La scena immaginata da Peter Brook è un tappeto. Nel 2022 Roberto Carsen mise in scena nel teatro greco di Siracusa l’Edipo Re di Sofocle. Edipo era, bravissimo, Giuseppe Sartori. Nella scena conclusiva della tragedia compare in cima alla gradinata completamente nudo, gli occhi due macchie nere da cui cola sangue. Ecco visualizzata teatralmente la nudità della condizione umana alla quale è destinato Edipo, come ritornasse alle ferite del bambino esposto sul Citerone, i piedi bucati, da cui il suo nome. Bucati sono ora gli occhi. E non ha a coprirlo nessun manto regale. Un corifeo, pietosamente, copre il suo corpo con uno straccio. A teatro tutto ciò che si vede ha senso, quanto ciò che si ascolta.”Di tutti i nomi che ha il male non te ne manca nessuno” dice il corifeo.
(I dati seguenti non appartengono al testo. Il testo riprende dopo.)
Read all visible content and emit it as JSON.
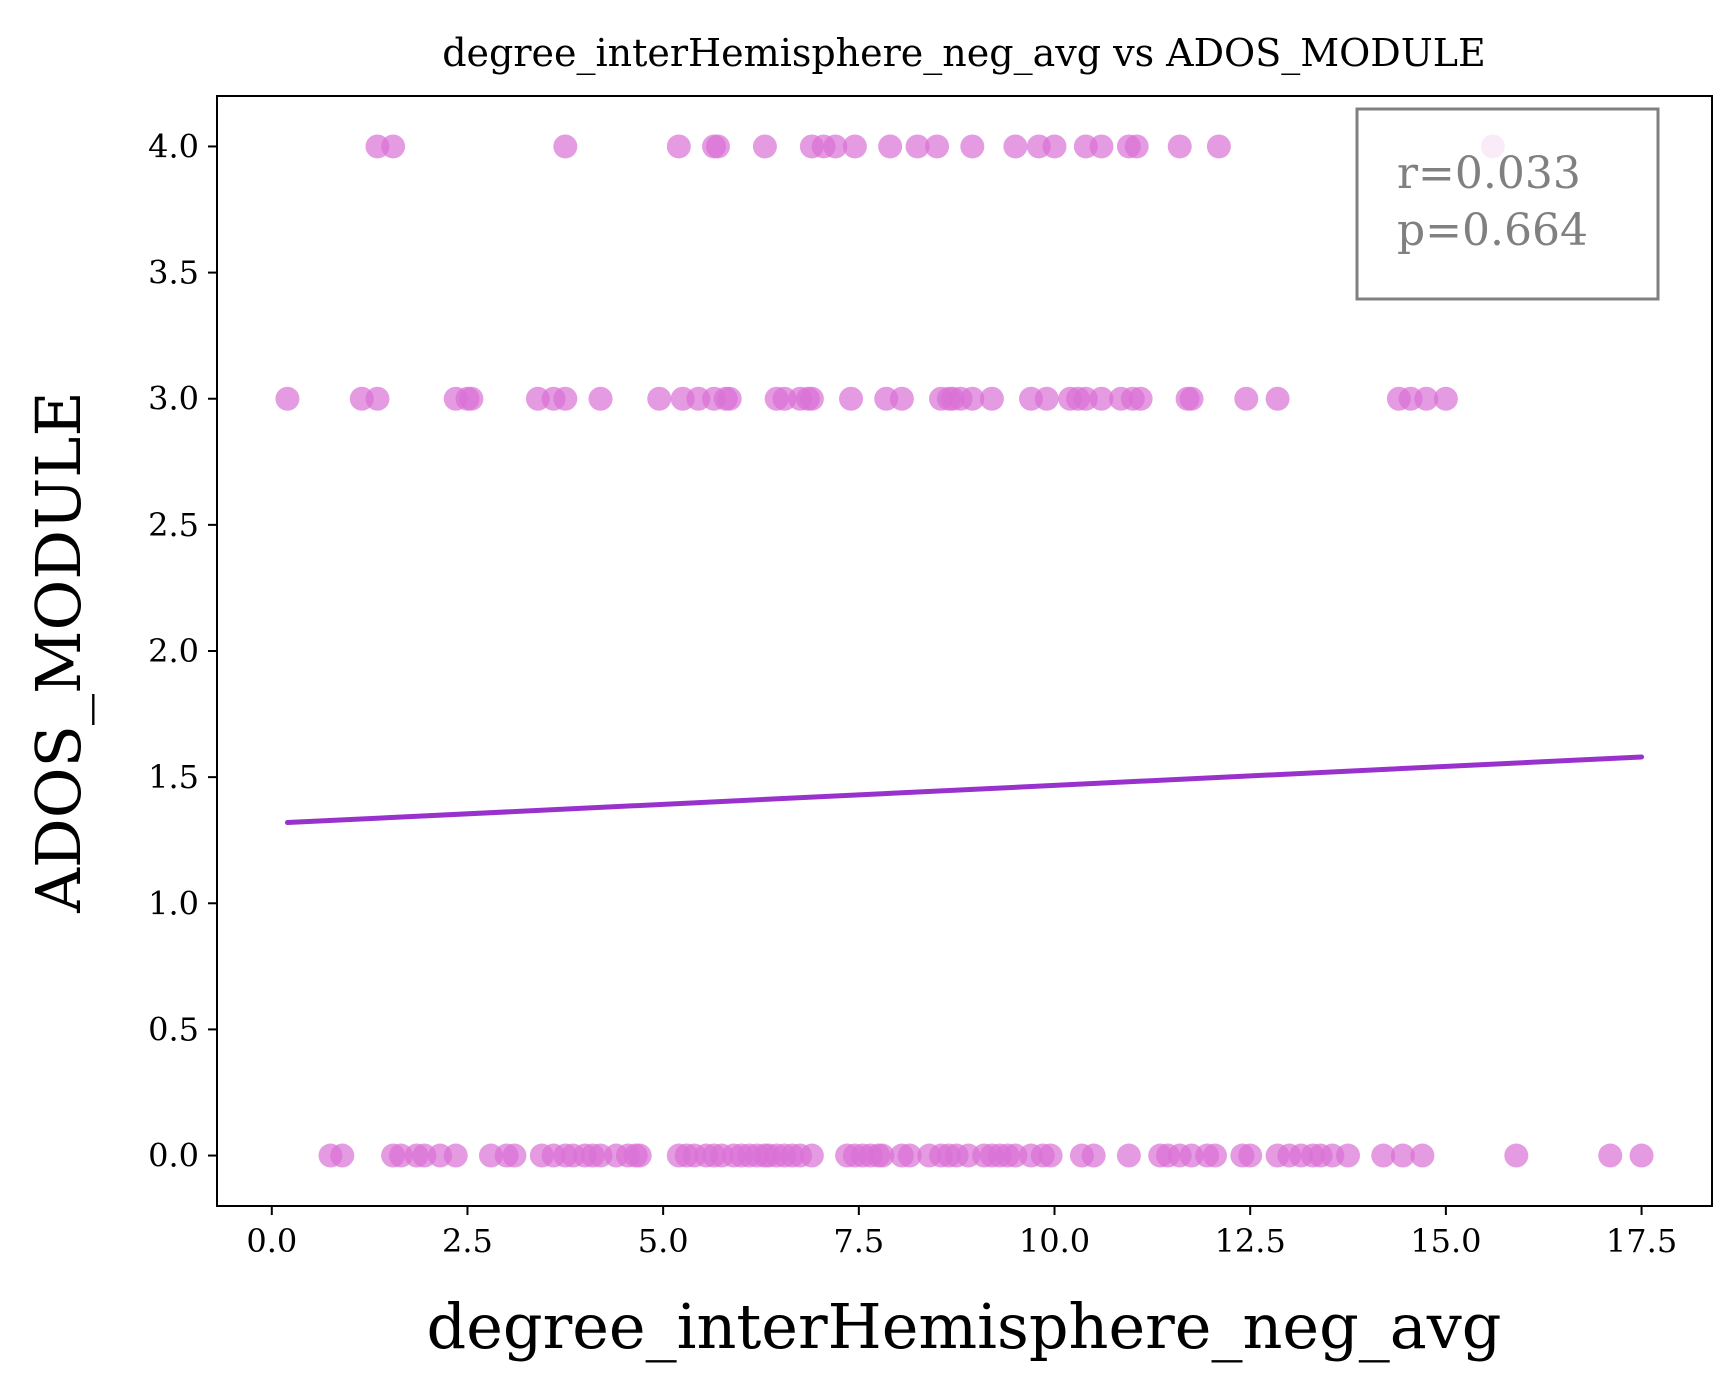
{
  "chart_data": {
    "type": "scatter",
    "title": "degree_interHemisphere_neg_avg vs ADOS_MODULE",
    "xlabel": "degree_interHemisphere_neg_avg",
    "ylabel": "ADOS_MODULE",
    "xlim": [
      -0.7,
      18.4
    ],
    "ylim": [
      -0.2,
      4.2
    ],
    "xticks": [
      "0.0",
      "2.5",
      "5.0",
      "7.5",
      "10.0",
      "12.5",
      "15.0",
      "17.5"
    ],
    "yticks": [
      "0.0",
      "0.5",
      "1.0",
      "1.5",
      "2.0",
      "2.5",
      "3.0",
      "3.5",
      "4.0"
    ],
    "grid": false,
    "stats_box": {
      "r": "r=0.033",
      "p": "p=0.664",
      "placement": "top-right"
    },
    "point_color": "#da70d6",
    "line_color": "#9932cc",
    "fit_line": {
      "x": [
        0.2,
        17.5
      ],
      "y": [
        1.32,
        1.58
      ]
    },
    "series": [
      {
        "y": 4,
        "x": [
          1.35,
          1.55,
          3.75,
          5.2,
          5.65,
          5.7,
          6.3,
          6.9,
          7.05,
          7.2,
          7.45,
          7.9,
          8.25,
          8.5,
          8.95,
          9.5,
          9.8,
          10.0,
          10.4,
          10.6,
          10.95,
          11.05,
          11.6,
          12.1,
          15.6
        ]
      },
      {
        "y": 3,
        "x": [
          0.2,
          1.15,
          1.35,
          2.35,
          2.5,
          2.55,
          3.4,
          3.6,
          3.75,
          4.2,
          4.95,
          5.25,
          5.45,
          5.65,
          5.8,
          5.85,
          6.45,
          6.55,
          6.75,
          6.85,
          6.9,
          7.4,
          7.85,
          8.05,
          8.55,
          8.65,
          8.7,
          8.8,
          8.95,
          9.2,
          9.7,
          9.9,
          10.2,
          10.3,
          10.4,
          10.6,
          10.85,
          11.0,
          11.1,
          11.7,
          11.75,
          12.45,
          12.85,
          14.4,
          14.55,
          14.75,
          15.0
        ]
      },
      {
        "y": 0,
        "x": [
          0.75,
          0.9,
          1.55,
          1.65,
          1.85,
          1.95,
          2.15,
          2.35,
          2.8,
          3.0,
          3.1,
          3.45,
          3.6,
          3.75,
          3.85,
          4.0,
          4.1,
          4.2,
          4.4,
          4.55,
          4.65,
          4.7,
          5.2,
          5.3,
          5.4,
          5.55,
          5.65,
          5.75,
          5.9,
          6.0,
          6.1,
          6.2,
          6.3,
          6.35,
          6.45,
          6.55,
          6.65,
          6.75,
          6.9,
          7.35,
          7.45,
          7.55,
          7.65,
          7.75,
          7.8,
          8.05,
          8.15,
          8.4,
          8.55,
          8.65,
          8.75,
          8.9,
          9.1,
          9.2,
          9.3,
          9.4,
          9.5,
          9.7,
          9.85,
          9.95,
          10.35,
          10.5,
          10.95,
          11.35,
          11.45,
          11.6,
          11.75,
          11.95,
          12.05,
          12.4,
          12.5,
          12.85,
          13.0,
          13.15,
          13.3,
          13.4,
          13.55,
          13.75,
          14.2,
          14.45,
          14.7,
          15.9,
          17.1,
          17.5
        ]
      }
    ]
  }
}
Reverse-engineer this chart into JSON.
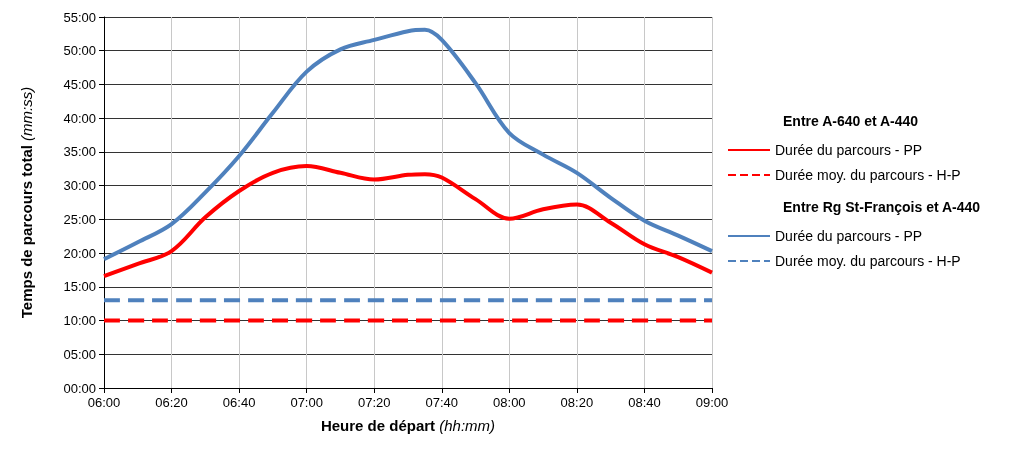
{
  "chart_data": {
    "type": "line",
    "xlabel": "Heure de départ (hh:mm)",
    "ylabel": "Temps de parcours total (mm:ss)",
    "annotations": [
      "Entre A-640 et A-440",
      "Entre Rg St-François et A-440"
    ],
    "x": [
      6,
      6.1667,
      6.3333,
      6.5,
      6.6667,
      6.8333,
      7,
      7.1667,
      7.3333,
      7.5,
      7.5833,
      7.6667,
      7.8333,
      8,
      8.1667,
      8.3333,
      8.5,
      8.6667,
      8.8333,
      9
    ],
    "series": [
      {
        "name": "Durée du parcours - PP",
        "color": "#ff0000",
        "line_style": "solid",
        "values": [
          16.6,
          18.4,
          20.3,
          25.3,
          29.2,
          31.9,
          32.9,
          31.9,
          30.9,
          31.6,
          31.7,
          31.2,
          28,
          25.1,
          26.5,
          27.2,
          24.5,
          21.3,
          19.4,
          17.1
        ]
      },
      {
        "name": "Durée moy. du parcours - H-P",
        "color": "#ff0000",
        "line_style": "dashed",
        "values": [
          10,
          10,
          10,
          10,
          10,
          10,
          10,
          10,
          10,
          10,
          10,
          10,
          10,
          10,
          10,
          10,
          10,
          10,
          10,
          10
        ]
      },
      {
        "name": "Durée du parcours - PP",
        "color": "#4f81bd",
        "line_style": "solid",
        "values": [
          19.1,
          21.6,
          24.3,
          29,
          34.4,
          40.8,
          46.9,
          50.2,
          51.6,
          52.9,
          53.1,
          51.6,
          45.2,
          37.8,
          34.6,
          31.9,
          28.2,
          24.8,
          22.6,
          20.3
        ]
      },
      {
        "name": "Durée moy. du parcours - H-P",
        "color": "#4f81bd",
        "line_style": "dashed",
        "values": [
          13,
          13,
          13,
          13,
          13,
          13,
          13,
          13,
          13,
          13,
          13,
          13,
          13,
          13,
          13,
          13,
          13,
          13,
          13,
          13
        ]
      }
    ],
    "xlim": [
      6,
      9
    ],
    "xticks": [
      {
        "value": 6,
        "label": "06:00"
      },
      {
        "value": 6.3333,
        "label": "06:20"
      },
      {
        "value": 6.6667,
        "label": "06:40"
      },
      {
        "value": 7,
        "label": "07:00"
      },
      {
        "value": 7.3333,
        "label": "07:20"
      },
      {
        "value": 7.6667,
        "label": "07:40"
      },
      {
        "value": 8,
        "label": "08:00"
      },
      {
        "value": 8.3333,
        "label": "08:20"
      },
      {
        "value": 8.6667,
        "label": "08:40"
      },
      {
        "value": 9,
        "label": "09:00"
      }
    ],
    "ylim": [
      0,
      55
    ],
    "yticks": [
      {
        "value": 0,
        "label": "00:00"
      },
      {
        "value": 5,
        "label": "05:00"
      },
      {
        "value": 10,
        "label": "10:00"
      },
      {
        "value": 15,
        "label": "15:00"
      },
      {
        "value": 20,
        "label": "20:00"
      },
      {
        "value": 25,
        "label": "25:00"
      },
      {
        "value": 30,
        "label": "30:00"
      },
      {
        "value": 35,
        "label": "35:00"
      },
      {
        "value": 40,
        "label": "40:00"
      },
      {
        "value": 45,
        "label": "45:00"
      },
      {
        "value": 50,
        "label": "50:00"
      },
      {
        "value": 55,
        "label": "55:00"
      }
    ],
    "grid": true,
    "legend": "right",
    "marker": "none"
  }
}
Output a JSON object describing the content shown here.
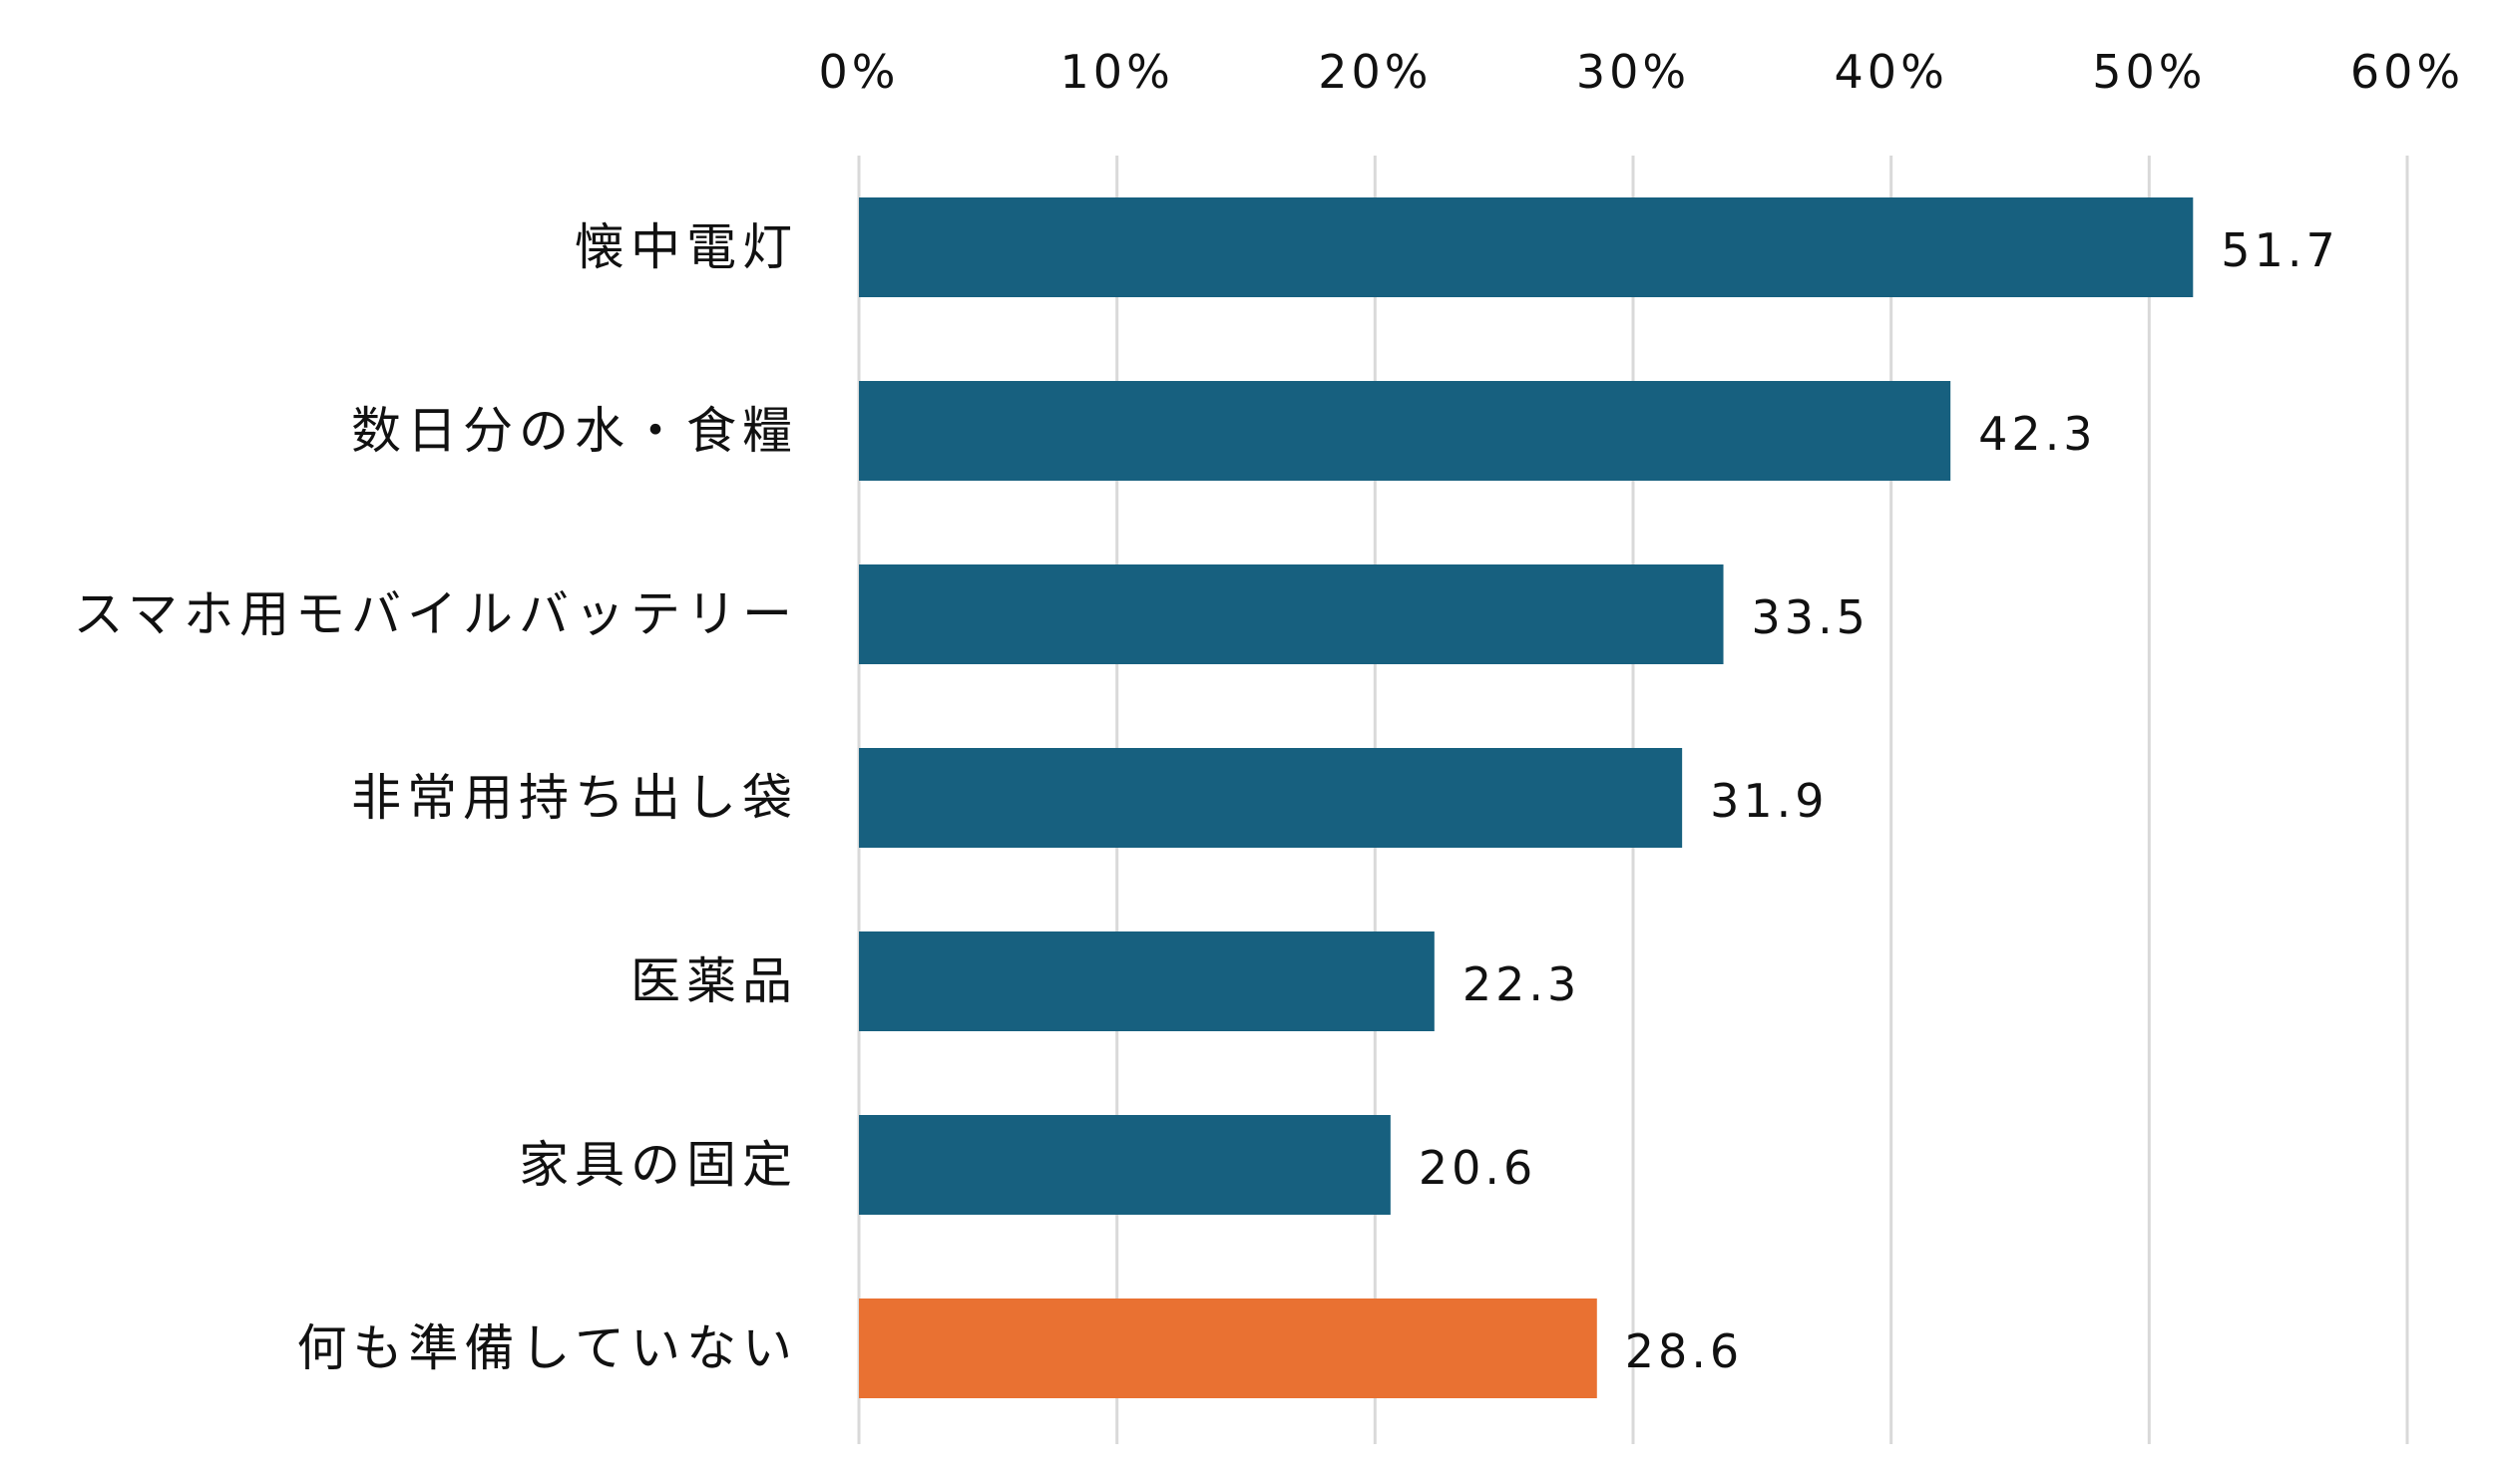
{
  "chart_data": {
    "type": "bar",
    "orientation": "horizontal",
    "title": "",
    "xlabel": "",
    "ylabel": "",
    "xlim": [
      0,
      60
    ],
    "x_ticks": [
      0,
      10,
      20,
      30,
      40,
      50,
      60
    ],
    "x_tick_labels": [
      "0%",
      "10%",
      "20%",
      "30%",
      "40%",
      "50%",
      "60%"
    ],
    "x_axis_position": "top",
    "grid": true,
    "legend": "none",
    "categories": [
      "懐中電灯",
      "数日分の水・食糧",
      "スマホ用モバイルバッテリー",
      "非常用持ち出し袋",
      "医薬品",
      "家具の固定",
      "何も準備していない"
    ],
    "values": [
      51.7,
      42.3,
      33.5,
      31.9,
      22.3,
      20.6,
      28.6
    ],
    "data_labels": [
      "51.7",
      "42.3",
      "33.5",
      "31.9",
      "22.3",
      "20.6",
      "28.6"
    ],
    "bar_colors": [
      "#17607f",
      "#17607f",
      "#17607f",
      "#17607f",
      "#17607f",
      "#17607f",
      "#e97132"
    ]
  }
}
Sta qui il nodo della tragedia: qualunque sia la grandezza che si raggiunge, si può all’improvviso piombare nel nulla. L’uomo non ha nessun motivo d’inorgoglirsi. Credersi più di ciò che è realmente è superbia, hybris. L’oracolo di Apollo lo avverte: conosci te stesso. Vale a dire: conosci i tuoi limiti, la tua fragilità, la tua miseria di creatura mortale.

Non sei un immortale, e non lo sarai mai. Achille, nell’Ade, invidia la sorte di un contadino, perché vivo, lui che invece è morto non sa che farsene della gloria. È Omero che lo scrive, Odissea, canto XI, quando Ulisse si accosta all’ingresso degl’inferi per interrogare Tiresia. Edipo è un eroe del mito, il che per un greco voleva dire un esempio della condizione umana, di che cosa sia la condizione umana. Come restituire allo spettatore di oggi questa consapevolezza dell’esemplarità del personaggio tragico se non appunto con il farlo vedere come uno di noi, e di noi oggi? È ciò che fa Carsen. O Peter Stein quando mette in scena, a Berlino, l’Oresteia di Eschilo. In questo il teatro è “filosofico”, scrive Aristotele, perché ci mostra l’essenza di ciò che siamo: il possibile, non l’attuato, un modello della realtà, non la realtà. Ciò che si vede sulla scena non è la realtà, ma un’idea della realtà. Lo stesso realismo non rappresenta veramente la realtà, ma la propria idea di realtà: è uno stile, una convenzione, non la realtà. Non a caso, forse, il film più riuscito del neorealismo italiano è La terra trema di Lucino Visconti. perché l’idea di una assoluta corrispondenza tra l’ immagine e la realtà è perfetta, è quasi più importante dell’azione raccontata, è uno stile, una poetica. Ma non è l’unico modo di fare cinema. Nemmeno per Visconti, che poi prese altre strade.